Study authors report that when robots make mistakes, their human co-workers inherently see them as untrustworthy. Luckily, researchers examined four strategies that aim to repair and mitigate the negative impact of such mechanical mistakes on human-robot relations: apologies, denials, explanations, and promises on trustworthiness.
3 strikes and you’re out for robots?
A group of 240 human participants took part in this study, collaborating with a robot co-worker to accomplish a task. Sometimes, the robot would make mistakes during the experiment. In these instances, after committing an error and violating their human partner’s trust, the robot would try one of the four repair strategies. Importantly, the results reveal that after three mistakes, not a single one of those repair strategies ever fully repaired trustworthiness. In other words, three strikes and you’re out, bot!

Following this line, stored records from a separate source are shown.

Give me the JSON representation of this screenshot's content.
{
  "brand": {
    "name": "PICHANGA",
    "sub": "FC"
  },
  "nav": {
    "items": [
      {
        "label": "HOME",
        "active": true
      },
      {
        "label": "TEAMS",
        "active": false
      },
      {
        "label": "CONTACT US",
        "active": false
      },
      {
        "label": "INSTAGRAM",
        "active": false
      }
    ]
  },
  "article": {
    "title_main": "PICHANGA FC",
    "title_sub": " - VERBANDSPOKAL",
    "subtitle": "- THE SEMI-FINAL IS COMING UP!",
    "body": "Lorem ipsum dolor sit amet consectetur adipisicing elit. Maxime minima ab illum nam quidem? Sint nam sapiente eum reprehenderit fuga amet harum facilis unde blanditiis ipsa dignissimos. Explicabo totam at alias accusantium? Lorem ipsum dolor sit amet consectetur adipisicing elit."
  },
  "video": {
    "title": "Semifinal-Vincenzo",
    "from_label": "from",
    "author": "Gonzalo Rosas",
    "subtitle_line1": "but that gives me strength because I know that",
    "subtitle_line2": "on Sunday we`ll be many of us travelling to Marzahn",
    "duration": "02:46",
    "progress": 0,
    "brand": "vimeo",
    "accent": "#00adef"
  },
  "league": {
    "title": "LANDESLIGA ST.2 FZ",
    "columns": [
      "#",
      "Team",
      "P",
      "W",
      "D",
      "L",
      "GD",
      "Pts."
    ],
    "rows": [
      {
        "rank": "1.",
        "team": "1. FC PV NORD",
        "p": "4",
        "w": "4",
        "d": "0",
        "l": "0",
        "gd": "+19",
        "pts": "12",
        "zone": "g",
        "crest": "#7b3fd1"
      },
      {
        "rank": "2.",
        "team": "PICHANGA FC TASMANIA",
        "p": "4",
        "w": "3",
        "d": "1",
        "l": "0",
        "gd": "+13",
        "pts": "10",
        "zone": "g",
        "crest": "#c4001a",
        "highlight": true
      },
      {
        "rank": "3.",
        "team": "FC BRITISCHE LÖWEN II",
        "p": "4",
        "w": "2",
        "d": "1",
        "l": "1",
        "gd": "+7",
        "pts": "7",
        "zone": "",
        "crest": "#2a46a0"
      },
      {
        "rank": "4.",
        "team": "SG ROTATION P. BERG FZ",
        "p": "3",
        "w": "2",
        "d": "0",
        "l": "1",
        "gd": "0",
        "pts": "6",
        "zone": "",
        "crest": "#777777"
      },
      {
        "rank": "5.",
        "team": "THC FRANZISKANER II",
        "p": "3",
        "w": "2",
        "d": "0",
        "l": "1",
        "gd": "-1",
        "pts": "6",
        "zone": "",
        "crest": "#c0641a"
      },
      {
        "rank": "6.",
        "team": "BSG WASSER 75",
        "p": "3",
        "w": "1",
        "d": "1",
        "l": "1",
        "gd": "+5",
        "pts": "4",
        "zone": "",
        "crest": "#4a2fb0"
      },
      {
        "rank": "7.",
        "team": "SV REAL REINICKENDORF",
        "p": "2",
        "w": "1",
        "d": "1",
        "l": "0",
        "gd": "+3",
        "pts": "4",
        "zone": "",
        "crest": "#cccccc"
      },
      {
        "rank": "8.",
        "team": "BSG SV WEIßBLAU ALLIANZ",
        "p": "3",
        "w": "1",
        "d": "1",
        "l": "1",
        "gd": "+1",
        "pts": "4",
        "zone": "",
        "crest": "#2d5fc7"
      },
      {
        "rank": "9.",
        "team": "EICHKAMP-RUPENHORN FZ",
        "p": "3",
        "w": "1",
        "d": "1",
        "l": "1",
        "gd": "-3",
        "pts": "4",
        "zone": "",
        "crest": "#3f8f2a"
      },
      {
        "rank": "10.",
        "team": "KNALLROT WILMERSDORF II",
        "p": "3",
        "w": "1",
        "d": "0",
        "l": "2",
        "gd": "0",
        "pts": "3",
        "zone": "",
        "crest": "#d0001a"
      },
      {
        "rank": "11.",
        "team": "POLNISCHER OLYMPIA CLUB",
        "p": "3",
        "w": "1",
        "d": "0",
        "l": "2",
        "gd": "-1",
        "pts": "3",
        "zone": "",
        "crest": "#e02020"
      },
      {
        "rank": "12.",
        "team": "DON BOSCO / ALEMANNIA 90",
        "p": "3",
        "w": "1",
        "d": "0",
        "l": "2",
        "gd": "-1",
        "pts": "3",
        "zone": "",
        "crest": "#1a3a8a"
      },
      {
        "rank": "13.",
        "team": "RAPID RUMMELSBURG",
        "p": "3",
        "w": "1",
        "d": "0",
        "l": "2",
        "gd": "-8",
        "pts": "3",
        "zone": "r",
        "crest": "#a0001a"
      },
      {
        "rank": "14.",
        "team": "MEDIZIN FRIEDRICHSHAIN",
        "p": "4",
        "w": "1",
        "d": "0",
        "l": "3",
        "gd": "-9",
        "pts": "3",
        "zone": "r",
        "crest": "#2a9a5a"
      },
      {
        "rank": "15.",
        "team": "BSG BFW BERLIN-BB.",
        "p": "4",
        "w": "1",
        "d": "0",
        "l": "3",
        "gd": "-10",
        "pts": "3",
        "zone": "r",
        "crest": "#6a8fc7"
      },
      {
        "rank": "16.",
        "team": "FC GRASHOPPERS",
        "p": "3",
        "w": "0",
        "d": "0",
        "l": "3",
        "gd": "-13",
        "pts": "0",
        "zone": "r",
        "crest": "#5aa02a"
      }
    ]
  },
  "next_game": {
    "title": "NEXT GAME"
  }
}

“By the third violation, strategies used by the robot to fully repair the mistrust never materialized,” says Connor Esterwood, a researcher at the U-M School of Information and the study’s lead author, in a university release.
Study co-author Robert Lionel, a professor of information, and Esterwood note these findings also introduce theories of forgiving, forgetting, informing, and misinforming. This leads to two major implications, according to the research team. First, scientists should prioritize the development of more effective repair strategies to help robots better repair trust after mistakes. Additionally, robots “need” to be sure that they have mastered a particular novel task before even attempting to repair a human’s trust in them.
“If not, they risk losing a human’s trust in them in a way that can not be recovered,” Esterwood explains.
Many robots don’t get a second chance
Study authors also believe these results may go beyond man-robot relations. Even on a human-to-human level, it may be near impossible to fully repair trust using solely apologies, denials, explanations, or promises.
“Our study’s results indicate that after three violations and repairs, trust cannot be fully restored, thus supporting the adage ‘three strikes and you’re out,'” Prof. Lionel adds. “In doing so, it presents a possible limit that may exist regarding when trust can be fully restored.”
Esterwood states that many robots don’t even receive a second chance. Even when a robot can do better after making a mistake and adapting after that mistake, it may not get the opportunity to do so. Thus, study authors argue humanity misses out on the benefits of robots.
Prof. Lionel adds that people may try working around or bypassing the robot, consequently reducing their performances. This type of strategy could eventually lead to performance problems and eventual firing for either lack or performance or noncompliance.
The findings appear in the journal Computers in Human Behavior.